Des techniques anciennes au service d’une pensée nouvelle : la permaculture, une philosophie d’avenir

Créer, recréer, et préserver les trames écologiques dans un contexte de destruction de l’environnement

L’effet néfaste des pesticides sur notre environnement a été décrit par la biologiste Marine Rachel Carson dès 1962 (dans son livre « Printemps silencieux »). D’autres phénomènes sont à surveiller, comme la disparition des trames écologiques. La restauration de ces espaces précieux pour le maintien de la biodiversité est fondamentale dans un projet permaculturel. En effet, ils offrent « le gîte et le couvert » à bon nombre d’espèces. Ils correspondent aux zones 4 et 5 de la fréquence d’usage que nous venons de voir dans le paragraphe Design. Le maillage bocager en est l’exemple parfait. « Grande trame écologique s’il en est », il a connu son apogée en France entre 1850 et 1930. Il est aujourd’hui réduit à la portion congrue, rogné de toutes parts par l’artificialisation des terres (construction de routes et lotissements, de zone d’activités ou commerciale, sans oublier le remembrement des années soixante).

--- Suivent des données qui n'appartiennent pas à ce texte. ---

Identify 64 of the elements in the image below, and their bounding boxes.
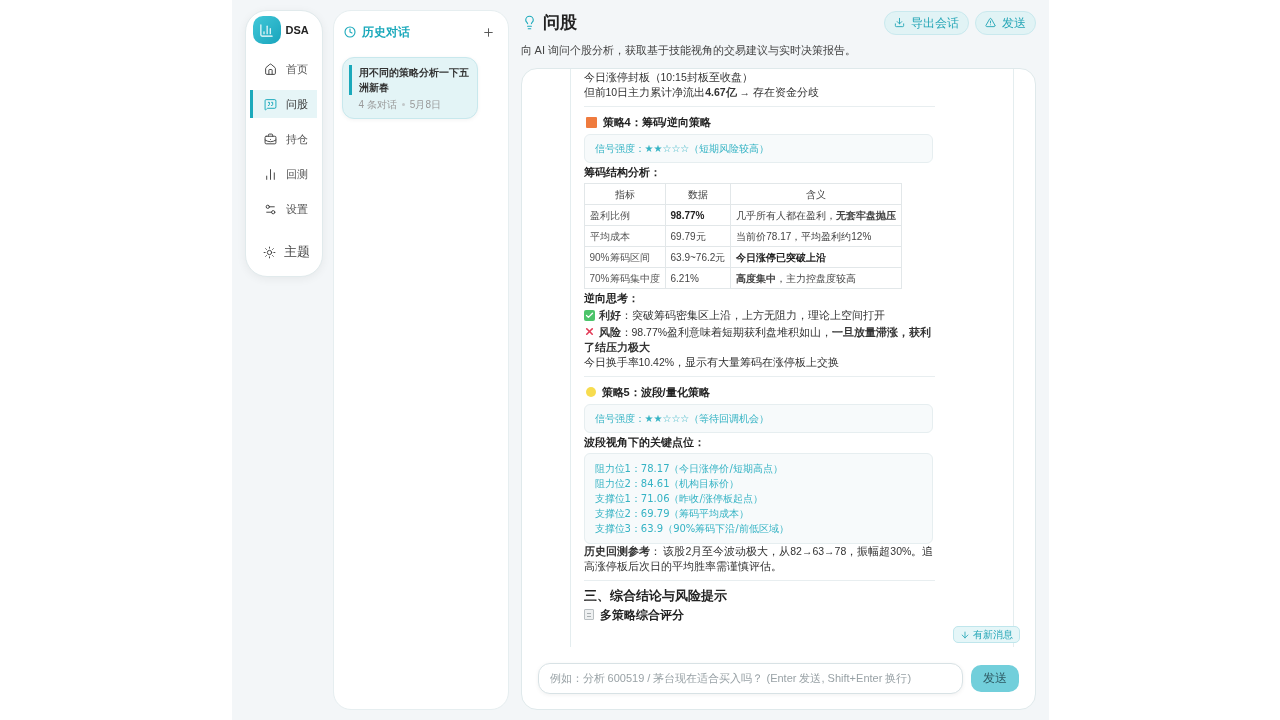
message-count: 4 条对话 [358, 98, 397, 111]
nav-item[interactable]: 首页 [249, 55, 317, 83]
table-cell: 90%筹码区间 [584, 246, 665, 268]
table-cell: 6.21% [665, 267, 731, 289]
strategy-heading: 策略4：筹码/逆向策略 [602, 114, 711, 130]
message-paragraph: 今日涨停封板（10:15封板至收盘） [583, 70, 753, 85]
message-input[interactable]: 例如：分析 600519 / 茅台现在适合买入吗？ (Enter 发送, Shift+Enter 换行) [537, 662, 963, 694]
page-title: 问股 [542, 11, 577, 34]
code-line: 信号强度：★★☆☆☆（短期风险较高） [594, 142, 770, 156]
code-line: 支撑位3：63.9（90%筹码下沿/前低区域） [594, 522, 789, 536]
table-cell: 今日涨停已突破上沿 [730, 246, 902, 268]
subheading: 多策略综合评分 [599, 607, 684, 623]
table-cell: 当前价78.17，平均盈利约12% [730, 225, 902, 247]
section-label: 波段视角下的关键点位： [583, 435, 705, 450]
warning-icon [984, 17, 996, 28]
table-cell: 平均成本 [584, 225, 665, 247]
send-button[interactable]: 发送 [970, 664, 1019, 692]
conversation-title: 用不同的策略分析一下五洲新春 [348, 65, 474, 95]
section-heading: 三、综合结论与风险提示 [583, 588, 727, 605]
download-icon [893, 17, 905, 28]
briefcase-icon [263, 132, 277, 146]
message-paragraph: 但前10日主力累计净流出4.67亿 → 存在资金分歧 [583, 85, 819, 100]
nav-item[interactable]: 回测 [249, 160, 317, 188]
home-icon [263, 62, 277, 76]
table-cell: 高度集中，主力控盘度较高 [730, 267, 902, 289]
conversation-date: 5月8日 [409, 98, 441, 111]
table-cell: 63.9~76.2元 [665, 246, 731, 268]
conversation-item[interactable]: 用不同的策略分析一下五洲新春 4 条对话 5月8日 [341, 57, 478, 119]
section-label: 筹码结构分析： [583, 165, 661, 180]
code-line: 阻力位1：78.17（今日涨停价/短期高点） [594, 462, 783, 476]
arrow-down-icon [959, 629, 970, 640]
table-header-cell: 指标 [584, 183, 665, 205]
app-name: DSA [285, 22, 309, 38]
table-cell: 98.77% [665, 204, 731, 226]
history-title: 历史对话 [361, 24, 410, 41]
table-cell: 几乎所有人都在盈利，无套牢盘抛压 [730, 204, 902, 226]
nav-item[interactable]: 设置 [249, 195, 317, 223]
section-label: 逆向思考： [583, 291, 639, 306]
sun-icon [262, 245, 276, 259]
chat-bubble-icon [263, 97, 277, 111]
nav-item[interactable]: 问股 [249, 90, 317, 118]
add-icon[interactable] [481, 25, 495, 39]
clock-icon [343, 26, 356, 38]
code-line: 阻力位2：84.61（机构目标价） [594, 477, 740, 491]
settings-icon [263, 202, 277, 216]
message-paragraph: 今日换手率10.42%，显示有大量筹码在涨停板上交换 [583, 355, 840, 370]
verdict-text: 风险：98.77%盈利意味着短期获利盘堆积如山，一旦放量滞涨，获利了结压力极大 [583, 326, 932, 353]
theme-toggle[interactable]: 主题 [262, 238, 310, 266]
code-line: 信号强度：★★☆☆☆（等待回调机会） [594, 412, 770, 426]
logo-icon [252, 16, 281, 44]
code-line: 支撑位1：71.06（昨收/涨停板起点） [594, 492, 763, 506]
table-cell: 70%筹码集中度 [584, 267, 665, 289]
table-header-cell: 数据 [665, 183, 731, 205]
notepad-icon [583, 609, 594, 620]
page-subtitle: 向 AI 询问个股分析，获取基于技能视角的交易建议与实时决策报告。 [520, 43, 856, 57]
nav-item[interactable]: 持仓 [249, 125, 317, 153]
strategy-heading: 策略5：波段/量化策略 [601, 384, 710, 400]
table-header-cell: 含义 [730, 183, 902, 205]
table-cell: 盈利比例 [584, 204, 665, 226]
verdict-text: 利好：突破筹码密集区上沿，上方无阻力，理论上空间打开 [598, 309, 885, 321]
code-line: 支撑位2：69.79（筹码平均成本） [594, 507, 750, 521]
message-paragraph: 历史回测参考： 该股2月至今波动极大，从82→63→78，振幅超30%。追高涨停板后次日的平均胜率需谨慎评估。 [583, 544, 935, 574]
bar-chart-icon [263, 167, 277, 181]
table-cell: 69.79元 [665, 225, 731, 247]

Pour reconstituer cette trame verte, pas de secret, il faut planter des haies de manière appropriée. On délimite aussi une trame bleue en rapport avec les zones humides. Cette fois, le salut passe par la mare. Moins visible, mais à ne pas négliger, il existe aussi une trame brune formée par le réseau mycélien souterrain. Celui-ci, beaucoup plus fin et étendu que le système racinaire des plantes, démultiplie leur surface de captation de l’eau et des nutriments. Son expansion dépend de pratiques agronomiques, agroforesterie ou entretien de la fertilité du sol, que nous allons détailler dans les paragraphes suivants.

La régénération des sols

L’industrialisation de la production agricole contrarie la vie biologique du sol. Ainsi, le taux de matière organique dans les champs n’est plus que de 1 à 2 %, contre 4 à 5 % dans les années 50. Et ce n’est qu’un effet négatif parmi d’autres de ce mode de production. Le sol est « sous perfusion », amendé à l’excès. En outre, le travail mécanique compacte le sol et lui fait perdre sa perméabilité, sans parler de son érosion. Face à de tels dégâts, une analyse du sol couplée à un bilan humique déterminera la meilleure manière de redresser son activité biologique, en utilisant :

Amendements en minéraux Compost Litière forestière fermentée Bois raméal fragmenté Biochar (« charbon » obtenu après pyrolyse) Engrais verts / couverts végétaux Arbres et arbustes (le paragraphe sur l’agroforesterie arrive un peu plus bas) On pourrait allonger cette liste avec la réalisation d’aménagements hydriques ou la couverture du sol. Mais avec ces pratiques, on parle déjà davantage d’entretien de la fertilité que de régénération du sol ; comme c’est aussi le cas avec le semis direct sous couvert et son « mulch vivant ».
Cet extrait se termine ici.